Symfony Flex was introduced in 2017 as one of the key parts of the reimagined Symfony experience for the Symfony 4 launch. Symfony Flex is a tool (technically, a Composer plugin) that simplifies the installation/removal of packages in Symfony applications.

This simplification is made possible thanks to "Flex recipes", which are a set of automated instructions that tell Symfony how to install, enable and configure packages into applications. These recipes are currently stored in two public GitHub repositories: main recipes repository and contrib recipes repository.
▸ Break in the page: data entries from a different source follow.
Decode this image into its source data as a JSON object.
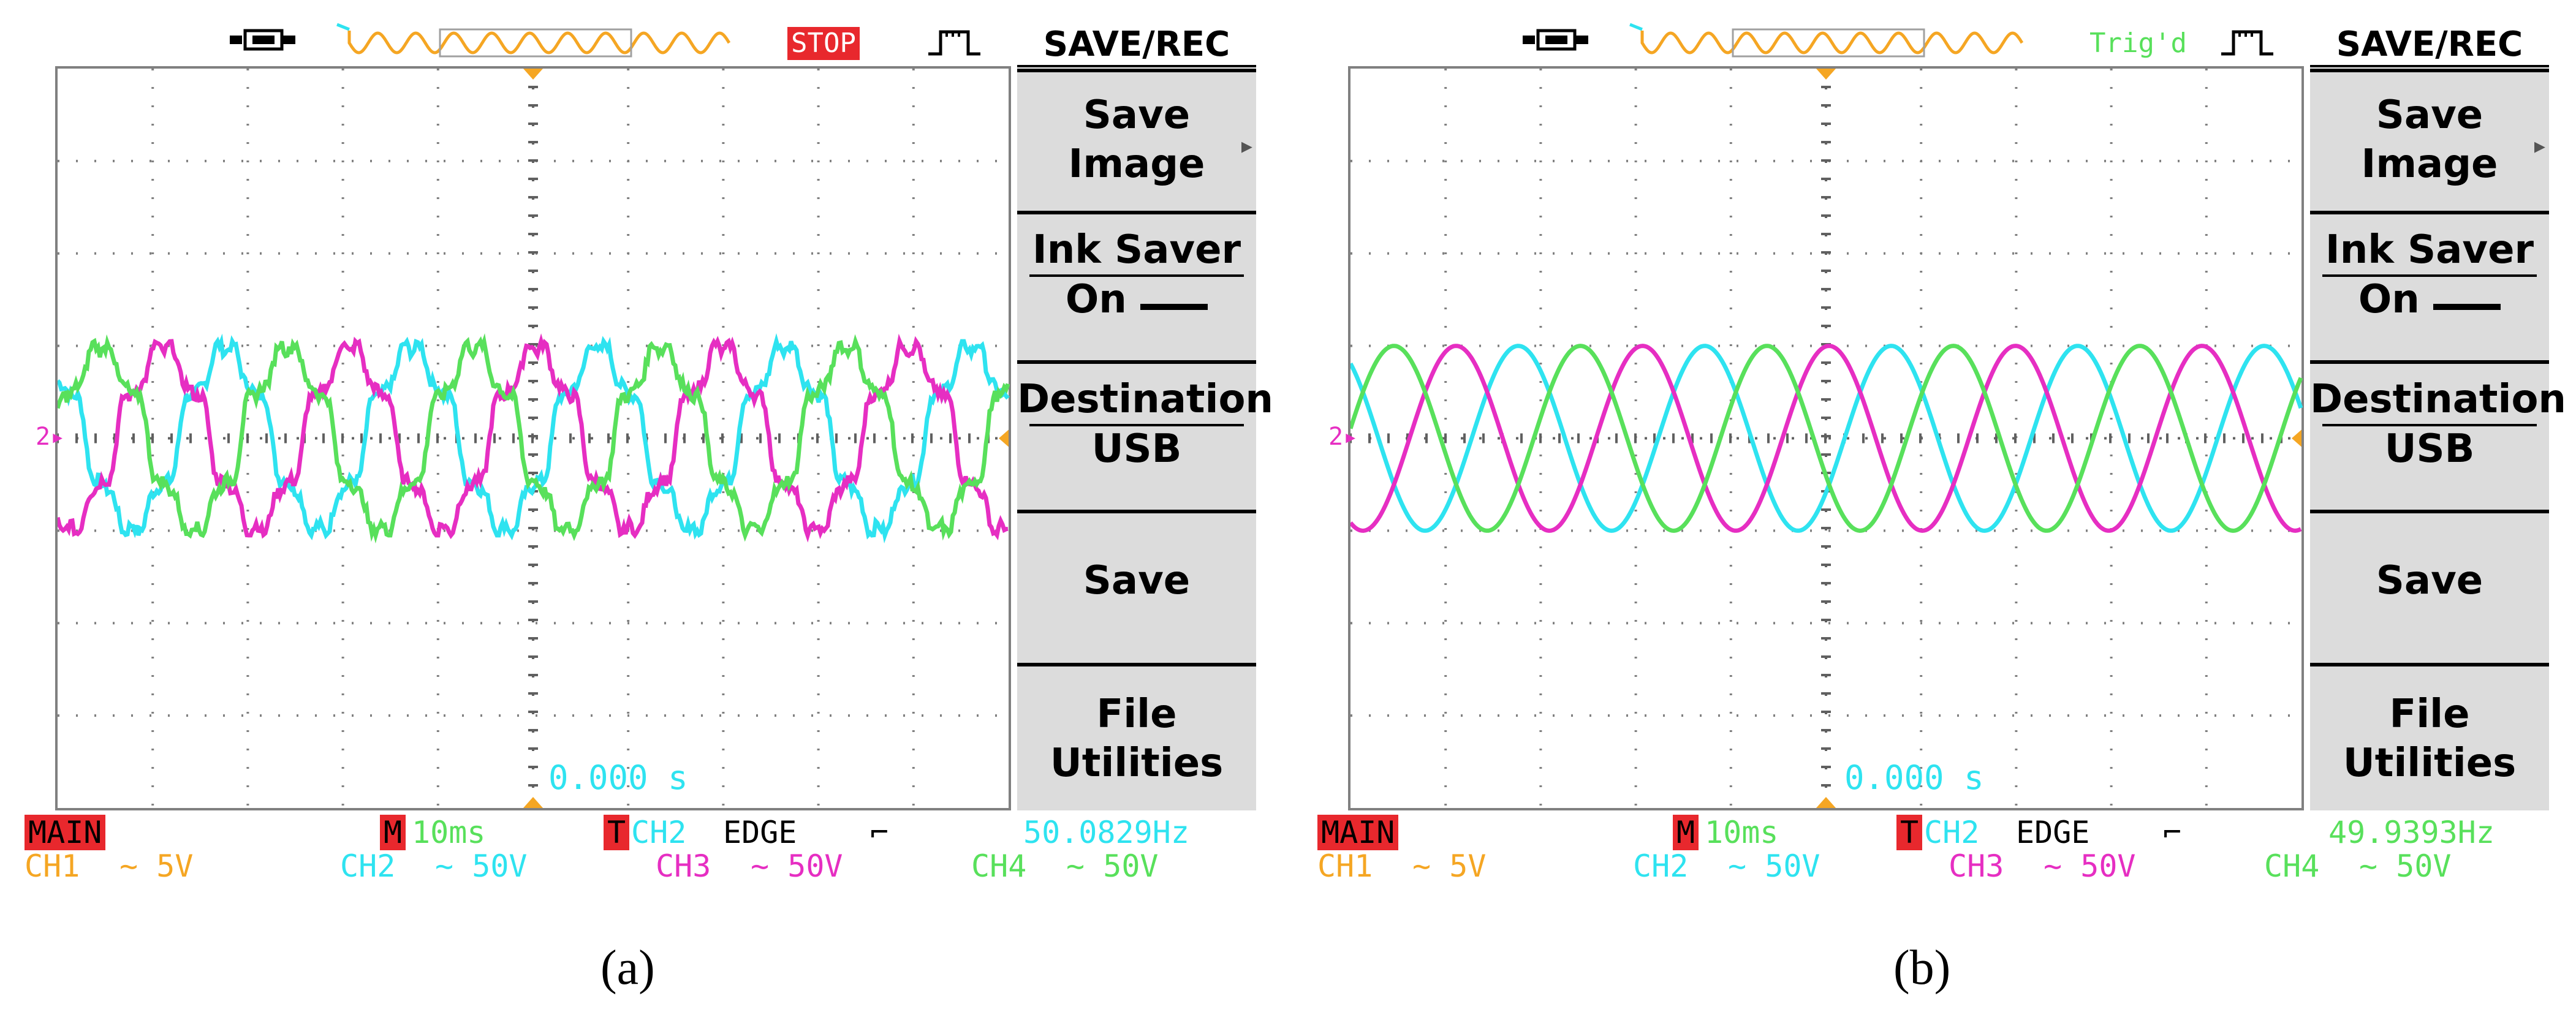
{
  "panels": [
    {
      "label": "(a)",
      "status": "STOP",
      "menu": {
        "title": "SAVE/REC",
        "save_image": [
          "Save",
          "Image"
        ],
        "ink_saver": "Ink Saver",
        "ink_saver_value": "On",
        "destination": "Destination",
        "destination_value": "USB",
        "save": "Save",
        "file_utilities": [
          "File",
          "Utilities"
        ]
      },
      "time_zero": "0.000 s",
      "main": "MAIN",
      "timebase_marker": "M",
      "timebase": "10ms",
      "trigger_marker": "T",
      "trigger_source": "CH2",
      "trigger_type": "EDGE",
      "trigger_slope": "⌐",
      "frequency": "50.0829Hz",
      "channels": [
        {
          "name": "CH1",
          "scale": "5V",
          "color": "#f5a623"
        },
        {
          "name": "CH2",
          "scale": "50V",
          "color": "#2ee3f0"
        },
        {
          "name": "CH3",
          "scale": "50V",
          "color": "#e62ec2"
        },
        {
          "name": "CH4",
          "scale": "50V",
          "color": "#58e05b"
        }
      ],
      "ground_marker": "2",
      "waveform": {
        "shape": "distorted-sine",
        "phases": [
          "CH2",
          "CH3",
          "CH4"
        ]
      }
    },
    {
      "label": "(b)",
      "status": "Trig'd",
      "menu": {
        "title": "SAVE/REC",
        "save_image": [
          "Save",
          "Image"
        ],
        "ink_saver": "Ink Saver",
        "ink_saver_value": "On",
        "destination": "Destination",
        "destination_value": "USB",
        "save": "Save",
        "file_utilities": [
          "File",
          "Utilities"
        ]
      },
      "time_zero": "0.000 s",
      "main": "MAIN",
      "timebase_marker": "M",
      "timebase": "10ms",
      "trigger_marker": "T",
      "trigger_source": "CH2",
      "trigger_type": "EDGE",
      "trigger_slope": "⌐",
      "frequency": "49.9393Hz",
      "channels": [
        {
          "name": "CH1",
          "scale": "5V",
          "color": "#f5a623"
        },
        {
          "name": "CH2",
          "scale": "50V",
          "color": "#2ee3f0"
        },
        {
          "name": "CH3",
          "scale": "50V",
          "color": "#e62ec2"
        },
        {
          "name": "CH4",
          "scale": "50V",
          "color": "#58e05b"
        }
      ],
      "ground_marker": "2",
      "waveform": {
        "shape": "clean-sine",
        "phases": [
          "CH2",
          "CH3",
          "CH4"
        ]
      }
    }
  ]
}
The final piece that makes Flex possible is the Flex server at https://flex.symfony.com. In addition to showing the available recipes/packages in a web interface, this server communicates with the Flex Composer plugin to serve recipes.

Going Serverless

As part of our continuous efforts to simplify operations, we recently asked ourselves: how could we simplify the Flex server infrastructure? Then we thought: what if we remove the Flex server entirely? And that's exactly what we're going to do.

In the pull request #803 of the Symfony Flex package you can see that we're going to replace the proprietary flex.symfony.com endpoint by a new endpoint made of static JSON files hosted on GitHub.

The JSON files are stored in this repository and are generated by GitHub Actions using this script thanks to a custom recipe checker tool. The existing Flex server endpoint will keep working for some time as a legacy service for applications that haven't been updated yet.

Using the New Endpoints

Version 1.16 of symfony/flex has been released with support for the new endpoints, but they are behind a feature flag for now: you need to set the FLEX_SERVERLESS env var to 1 to enable the new endpoints.

Please help us confirm that everything works as expected by enabling this feature flag.

In a few weeks, version 1.17 will remove the feature flag and the new endpoints will be used by default. All users of legacy versions of symfony/flex will then see a warning inviting them to upgrade.

Custom Recipes

A very nice side effect of this change is that you can quite easily host custom recipes in your own repositories. If you do so, add the URL of your recipe repository in the extra.symfony.endpoint config option of composer.json or in the SYMFONY_ENDPOINT env var.

Moreover, now that the proprietary server is gone, you can add your own features on top of the Symfony Flex API. We're looking forward to learn about your ideas. Some of them could even be contributed back to the official Flex API.